Monday, June 11, 2007
Court: Cable Company Need Not Offer Separate Music Service
Third District Panel Rejects Antitrust Claim by Customers Who Said They Did Not Want Television Service
By KENNETH OFGANG, Staff Writer
A cable company that offers a music or FM radio service may require customers to purchase basic television service in order to receive it, the First District Court of Appeal ruled Friday.
Div. One rejected claims by some Comcast subscribers in Sonoma County that the requirement is an illegal tying arrangement or an unfair business practice and that it discriminates against blind customers who have to pay for the television service even though it is valueless to them.
Justice William Stein, writing for the Court of Appeal, said the defendants were properly granted summary judgment on all of the plaintiffs’ claims, including those alleging that the company misrepresented that it was unable to separate music or FM services from basic cable.

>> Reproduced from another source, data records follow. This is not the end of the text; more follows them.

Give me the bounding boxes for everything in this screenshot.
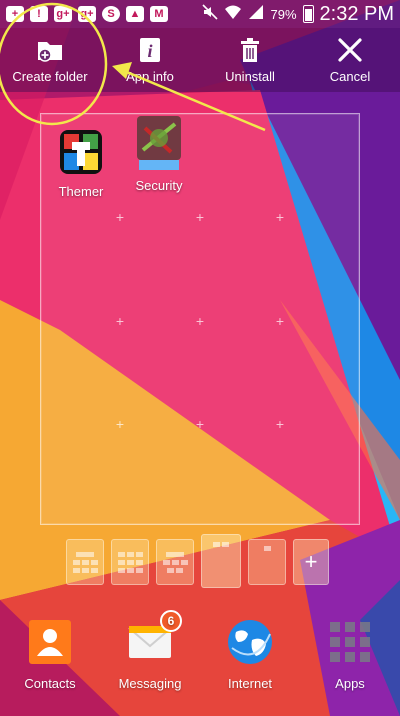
- svg-text:i: i: [147, 41, 152, 61]
- apps-label: Apps: [335, 676, 365, 691]
- battery-icon: [302, 5, 314, 23]
- messaging-icon-wrap: 6: [126, 610, 182, 666]
- plus-icon: +: [6, 6, 24, 22]
- page-thumbnail[interactable]: [66, 539, 104, 585]
- empty-cell-marker: +: [275, 416, 285, 432]
- themer-icon: [60, 130, 102, 174]
- page-thumbnail[interactable]: [111, 539, 149, 585]
- app-info-button[interactable]: i App info: [100, 28, 200, 92]
- wifi-icon: [224, 4, 242, 25]
- empty-cell-marker: +: [195, 313, 205, 329]
- battery-percent: 79%: [270, 6, 297, 22]
- add-page-button[interactable]: +: [293, 539, 329, 585]
- status-bar: + ! g+ g+ S ▲ M 79% 2:32 PM: [0, 0, 400, 28]
- clock: 2:32 PM: [319, 2, 394, 25]
- app-security[interactable]: Security: [127, 114, 191, 193]
- empty-cell-marker: +: [195, 416, 205, 432]
- dock-item-apps[interactable]: Apps: [305, 618, 395, 691]
- dock: Contacts 6 Messaging Internet Apps: [0, 604, 400, 716]
- google-plus-icon: g+: [54, 6, 72, 22]
- empty-cell-marker: +: [115, 416, 125, 432]
- cancel-button[interactable]: Cancel: [300, 28, 400, 92]
- empty-cell-marker: +: [275, 209, 285, 225]
- create-folder-icon: [36, 37, 64, 63]
- cancel-label: Cancel: [329, 68, 371, 84]
- create-folder-button[interactable]: Create folder: [0, 28, 100, 92]
- uninstall-label: Uninstall: [225, 68, 275, 84]
- internet-label: Internet: [227, 676, 273, 691]
- page-thumbnail[interactable]: [248, 539, 286, 585]
- page-thumbnail-active[interactable]: [201, 534, 241, 588]
- uninstall-button[interactable]: Uninstall: [200, 28, 300, 92]
- empty-cell-marker: +: [195, 209, 205, 225]
- security-icon: [137, 116, 181, 170]
- home-screen-panel[interactable]: Themer Security + + + + + + + + +: [40, 113, 360, 525]
- empty-cell-marker: +: [275, 313, 285, 329]
- notification-icons: + ! g+ g+ S ▲ M: [6, 6, 168, 22]
- security-label: Security: [135, 178, 183, 193]
- trash-icon: [238, 37, 262, 63]
- google-plus-icon: g+: [78, 6, 96, 22]
- messaging-label: Messaging: [118, 676, 182, 691]
- image-icon: ▲: [126, 6, 144, 22]
- page-thumbnail[interactable]: [156, 539, 194, 585]
- contacts-icon: [29, 620, 71, 664]
- sync-icon: S: [102, 6, 120, 22]
- dock-item-messaging[interactable]: 6 Messaging: [105, 610, 195, 691]
- empty-cell-marker: +: [115, 313, 125, 329]
- signal-icon: [248, 4, 264, 25]
- close-icon: [337, 37, 363, 63]
- globe-icon: [228, 620, 272, 664]
- app-themer[interactable]: Themer: [49, 128, 113, 199]
- edit-action-bar: Create folder i App info Uninstall Cance…: [0, 28, 400, 92]
- dock-item-internet[interactable]: Internet: [205, 618, 295, 691]
- empty-cell-marker: +: [115, 209, 125, 225]
- mail-icon: M: [150, 6, 168, 22]
- unread-badge: 6: [160, 610, 182, 632]
- info-icon: i: [138, 37, 162, 63]
- page-thumbnails: +: [66, 534, 329, 588]
- app-info-label: App info: [126, 68, 174, 84]
- create-folder-label: Create folder: [12, 68, 88, 84]
- dock-item-contacts[interactable]: Contacts: [5, 618, 95, 691]
- warning-icon: !: [30, 6, 48, 22]
- themer-label: Themer: [58, 184, 104, 199]
- contacts-label: Contacts: [24, 676, 76, 691]
- mute-icon: [202, 3, 219, 25]
- apps-grid-icon: [330, 622, 370, 662]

In moving for summary judgment, the defendants cited testimony that the plaintiffs were informed that the price of their service included both cable and music services, that their system was not configured to provide a “trap” that would allow it to send a radio signal to select customers without also giving them cable television service, that separating the services was economically infeasible, and that all customers who wanted the music services were required to purchase basic cable in order to get them.
The also cited the plaintiffs’ admission that they could listen to FM music over the Internet or on their home radios.
Sonoma Superior Court Judge Elaine Rushing ruled in favor of the cable company, and Stein said she was correct.
The arrangement does not violate the Sherman and Cartwright antitrust acts, the justice said, because an illegal tying arrangement requires an effort to foreclose competition in the tied market—in this case the market for cable television service. The plaintiffs cannot claim that, Stein explained, because they admittedly would not purchase cable television service, regardless of price, if they could get music or FM services “a la carte.”
Nor, the justice wrote, is the cable company subjecting the plaintiffs to “negative option billing”—the practice, proscribed by federal law, of billing a customer for services they haven’t ordered, so that it becomes the customer’s burden to take the step of canceling the service.
Tiering of services, Stein said, is not illegal. Since the plaintiffs ordered cable television service in order to get the music channels, and were billed only for the services they ordered, there was no negative option billing, the justice explained.
Nor was the blind plaintiff, Larry Hall, discriminated against in violation of the Unruh Civil Rights Act, as he claimed, Stein went on to say, because the requirement of bundling the services applied to sighted and blind customers alike, and the Unruh Act—unlike employment discrimination laws—does not recognize disparate impact claims.
The justice went on to reject the plaintiffs’ misrepresentation arguments, agreeing with the trial judge that the cable company’s undisputed evidence established that at the time it offered service to the plaintiffs, its system could not accommodate their desire to purchase music services without basic cable.
Stein rejected the argument that the plaintiffs’ expert established a triable issue of fact by declaring that a device had been developed that could trap the signal in order to permit the plaintiffs to receive music services separately. That evidence did not contradict Comcast’s representation that its system was not configured in a manner that would permit such a trap to be deployed., the jurist said.
The case is Belton v. Comcast Cable Holdings, LLC, 07 S.O.S. 3065.